In reality, he says, chefs are basically "soup merchants." "But," he adds with his trademark twinkle, "there is good soup and bad soup."
Pepin means no offense. He is old school in the best sense of the phrase, from an era when cooking was a vocation not a profession, when chefs learned at the elbow of a mentor. The culinary program he and Child helped found at Boston University still follows that model, offering only a single semester of basic skills before sending its charges into professional kitchens.

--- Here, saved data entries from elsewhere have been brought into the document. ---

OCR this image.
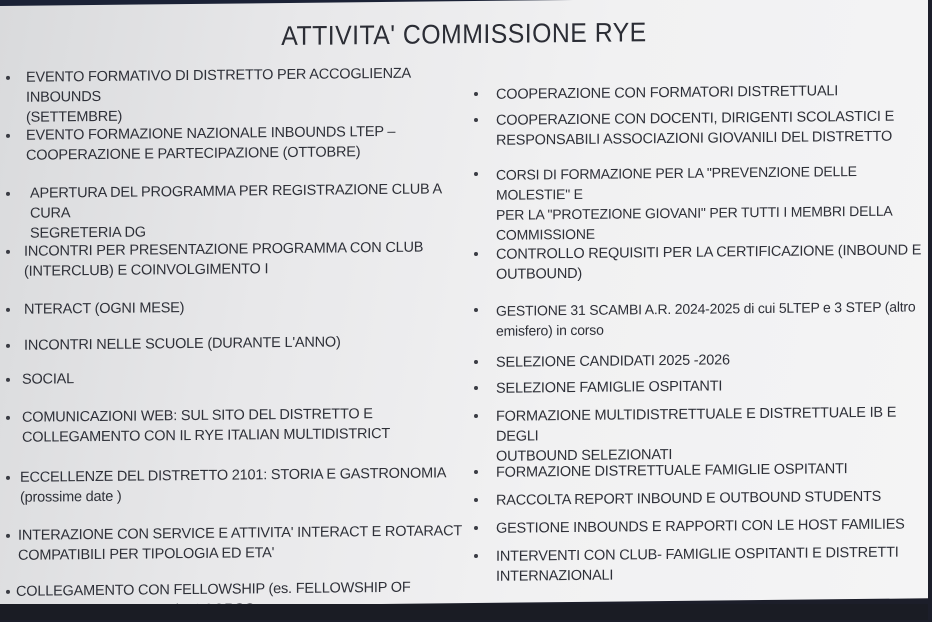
ATTIVITA' COMMISSIONE RYE
EVENTO FORMATIVO DI DISTRETTO PER ACCOGLIENZA INBOUNDS
(SETTEMBRE)
EVENTO FORMAZIONE NAZIONALE INBOUNDS LTEP –
COOPERAZIONE E PARTECIPAZIONE (OTTOBRE)
APERTURA DEL PROGRAMMA PER REGISTRAZIONE CLUB A CURA
SEGRETERIA DG
INCONTRI PER PRESENTAZIONE PROGRAMMA CON CLUB
(INTERCLUB) E COINVOLGIMENTO I
NTERACT (OGNI MESE)
INCONTRI NELLE SCUOLE (DURANTE L'ANNO)
SOCIAL
COMUNICAZIONI WEB: SUL SITO DEL DISTRETTO E
COLLEGAMENTO CON IL RYE ITALIAN MULTIDISTRICT
ECCELLENZE DEL DISTRETTO 2101: STORIA E GASTRONOMIA
(prossime date )
INTERAZIONE CON SERVICE E ATTIVITA' INTERACT E ROTARACT
COMPATIBILI PER TIPOLOGIA ED ETA'
COLLEGAMENTO CON FELLOWSHIP (es. FELLOWSHIP OF

COOPERAZIONE CON FORMATORI DISTRETTUALI
COOPERAZIONE CON DOCENTI, DIRIGENTI SCOLASTICI E
RESPONSABILI ASSOCIAZIONI GIOVANILI DEL DISTRETTO
CORSI DI FORMAZIONE PER LA "PREVENZIONE DELLE MOLESTIE" E
PER LA "PROTEZIONE GIOVANI" PER TUTTI I MEMBRI DELLA
COMMISSIONE
CONTROLLO REQUISITI PER LA CERTIFICAZIONE (INBOUND E
OUTBOUND)
GESTIONE 31 SCAMBI A.R. 2024-2025 di cui 5LTEP e 3 STEP (altro
emisfero) in corso
SELEZIONE CANDIDATI 2025 -2026
SELEZIONE FAMIGLIE OSPITANTI
FORMAZIONE MULTIDISTRETTUALE E DISTRETTUALE IB E DEGLI
OUTBOUND SELEZIONATI
FORMAZIONE DISTRETTUALE FAMIGLIE OSPITANTI
RACCOLTA REPORT INBOUND E OUTBOUND STUDENTS
GESTIONE INBOUNDS E RAPPORTI CON LE HOST FAMILIES
INTERVENTI CON CLUB- FAMIGLIE OSPITANTI E DISTRETTI
INTERNAZIONALI
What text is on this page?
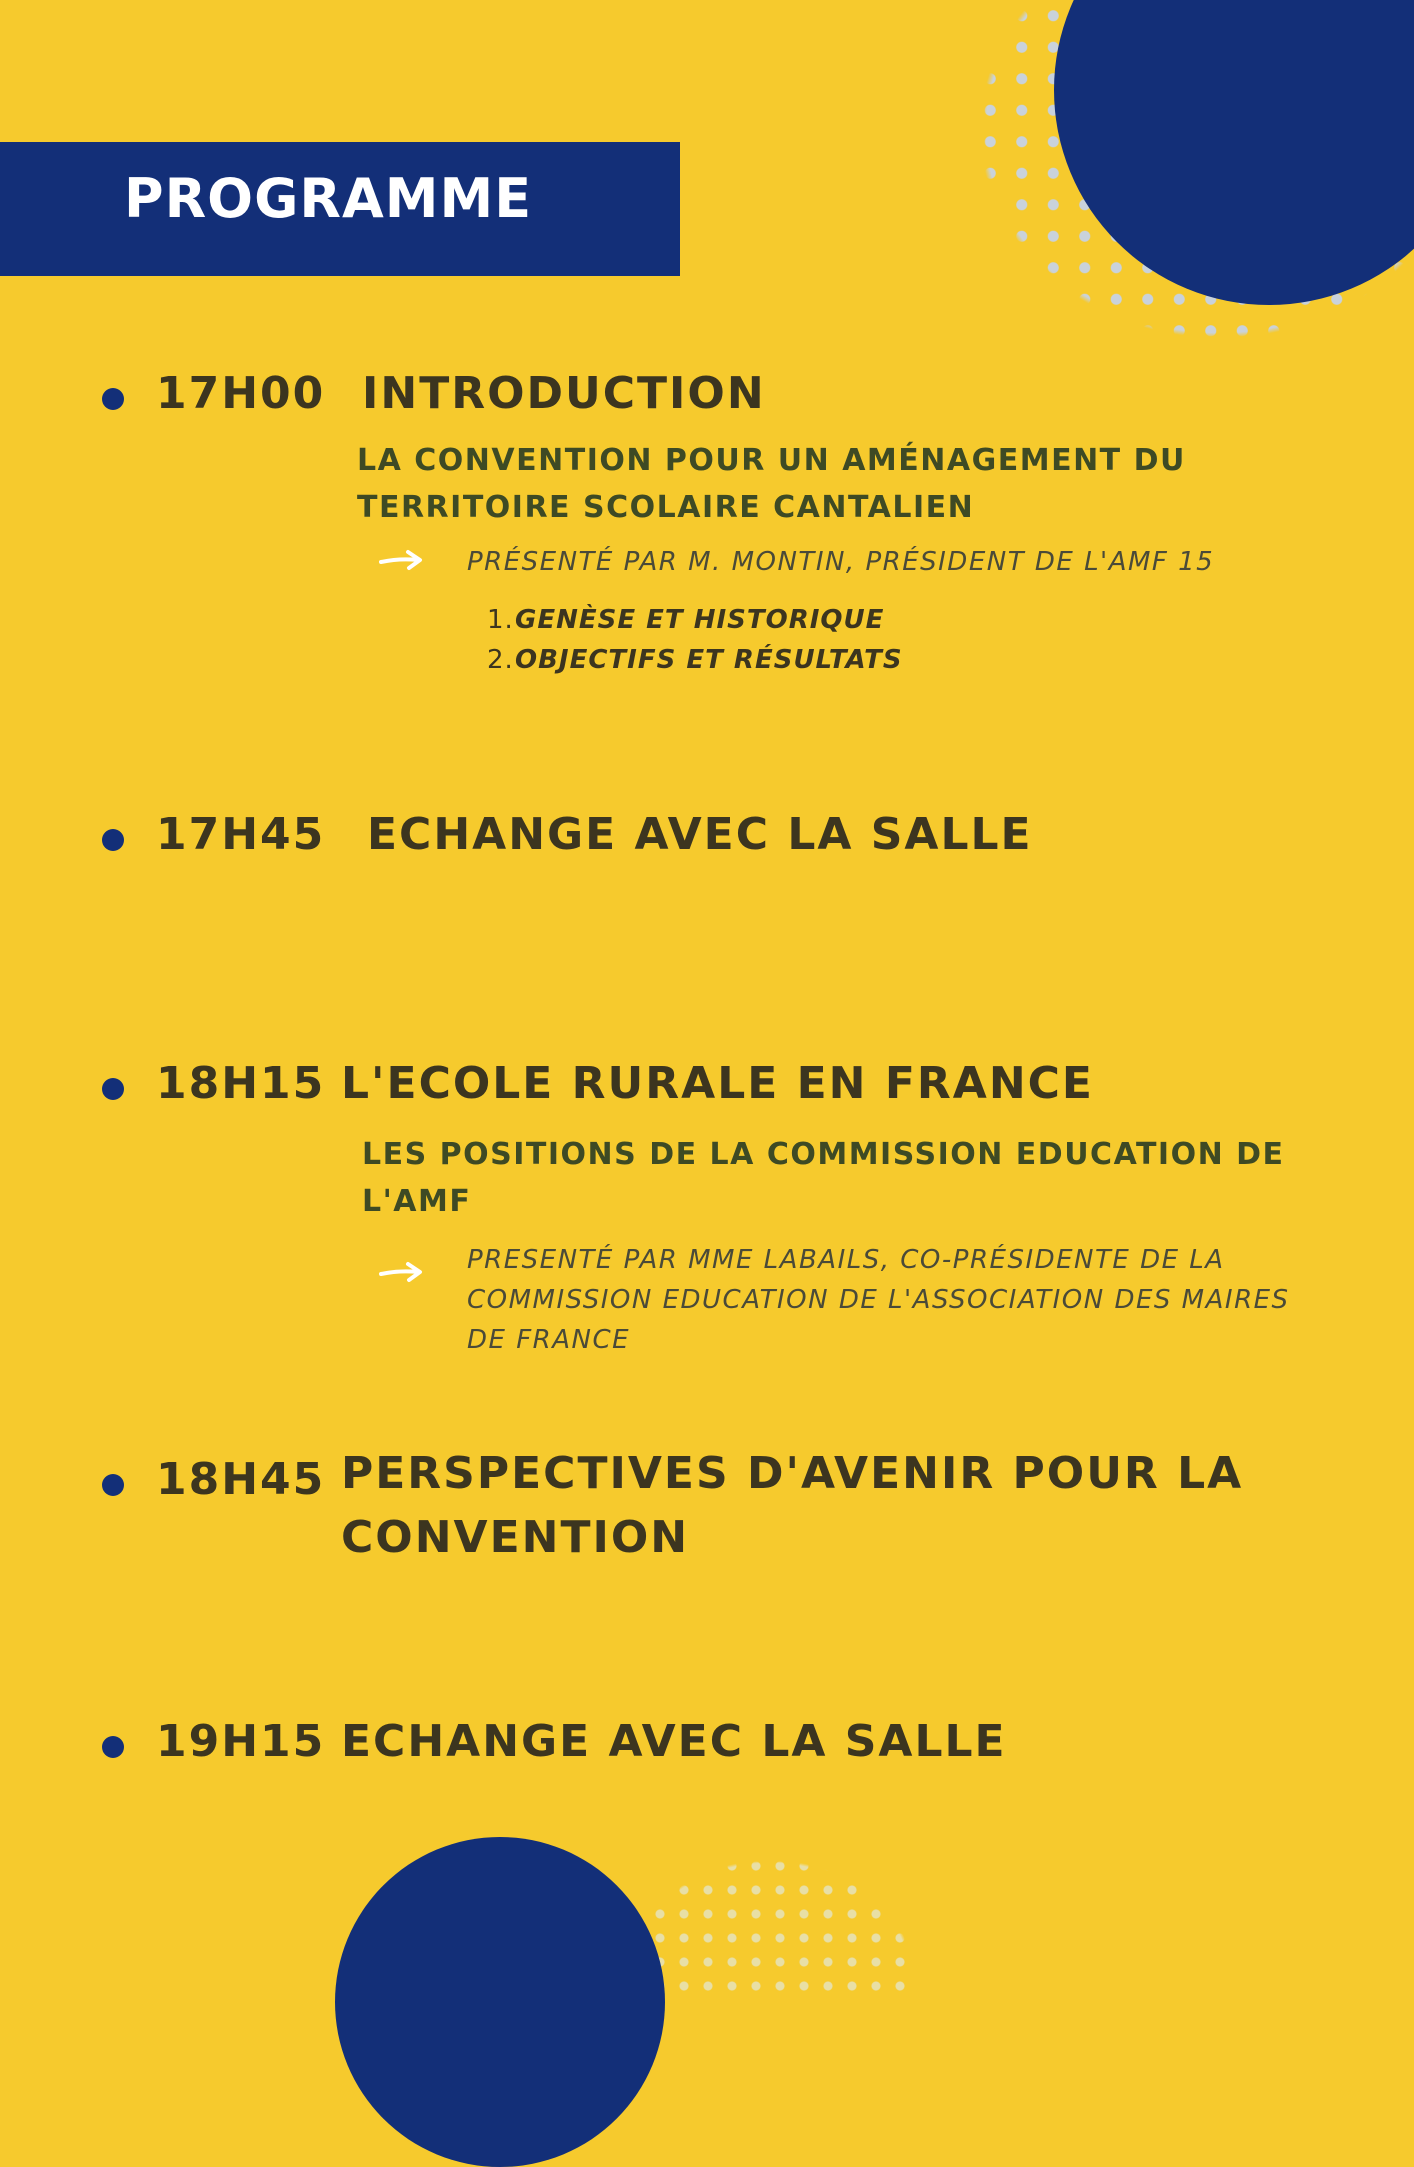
PROGRAMME
17H00 INTRODUCTION
LA CONVENTION POUR UN AMÉNAGEMENT DU TERRITOIRE SCOLAIRE CANTALIEN
PRÉSENTÉ PAR M. MONTIN, PRÉSIDENT DE L'AMF 15
1.GENÈSE ET HISTORIQUE
2.OBJECTIFS ET RÉSULTATS
17H45 ECHANGE AVEC LA SALLE
18H15 L'ECOLE RURALE EN FRANCE
LES POSITIONS DE LA COMMISSION EDUCATION DE L'AMF
PRESENTÉ PAR MME LABAILS, CO-PRÉSIDENTE DE LA COMMISSION EDUCATION DE L'ASSOCIATION DES MAIRES DE FRANCE
18H45 PERSPECTIVES D'AVENIR POUR LA CONVENTION
19H15 ECHANGE AVEC LA SALLE
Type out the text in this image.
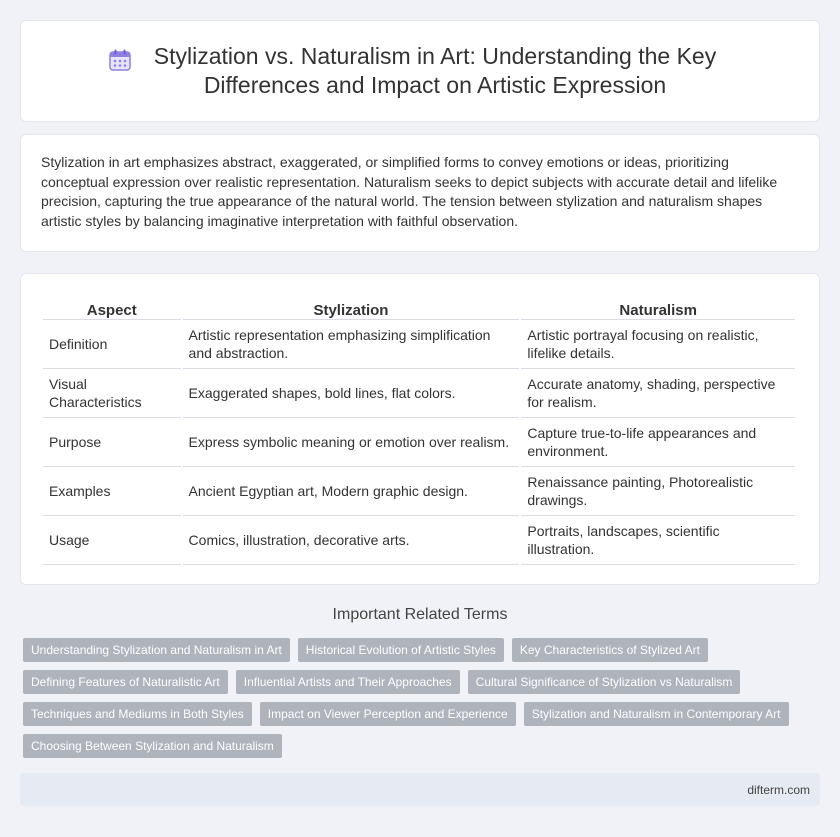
Stylization vs. Naturalism in Art: Understanding the Key Differences and Impact on Artistic Expression

Stylization in art emphasizes abstract, exaggerated, or simplified forms to convey emotions or ideas, prioritizing conceptual expression over realistic representation. Naturalism seeks to depict subjects with accurate detail and lifelike precision, capturing the true appearance of the natural world. The tension between stylization and naturalism shapes artistic styles by balancing imaginative interpretation with faithful observation.

Aspect	Stylization	Naturalism
Definition	Artistic representation emphasizing simplification and abstraction.	Artistic portrayal focusing on realistic, lifelike details.
Visual Characteristics	Exaggerated shapes, bold lines, flat colors.	Accurate anatomy, shading, perspective for realism.
Purpose	Express symbolic meaning or emotion over realism.	Capture true-to-life appearances and environment.
Examples	Ancient Egyptian art, Modern graphic design.	Renaissance painting, Photorealistic drawings.
Usage	Comics, illustration, decorative arts.	Portraits, landscapes, scientific illustration.
Important Related Terms
Understanding Stylization and Naturalism in Art	Historical Evolution of Artistic Styles	Key Characteristics of Stylized Art
Defining Features of Naturalistic Art	Influential Artists and Their Approaches	Cultural Significance of Stylization vs Naturalism
Techniques and Mediums in Both Styles	Impact on Viewer Perception and Experience	Stylization and Naturalism in Contemporary Art
Choosing Between Stylization and Naturalism
difterm.com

Pepin takes the same no-frills approach on his cooking shows. "Essential Pepin," which begins airing in October, will have no giant clocks dangling over contestants' heads, no one yelling "Bam!" as they throw garlic into a pan, no beautiful woman telling chefs to pack their knives. There'll just be a guy with a smile chopping chives.
"I'm sure a lot of people say my shows are really boring," Pepin says. "But you can't escape yourself. I'm not an actor. I am who I am. And I'm still teaching cooking."
This sense of authenticity, his devotion not to his own stardom, but to the food and the food alone, is what has kept people watching Pepin. Even in this era of flash and glitz, his executives at San Francisco's KQED, which produces his shows, say his audience has remained steady and that he is more widely distributed and watched than Food Network peers.
"He's a cook's cook," says Russ Parsons, food editor at The Los Angeles Times. "And that's not to belittle the Food Network because they're bringing people into the church. And when they become true believers, they'll find Jacques. And Jacques will be waiting."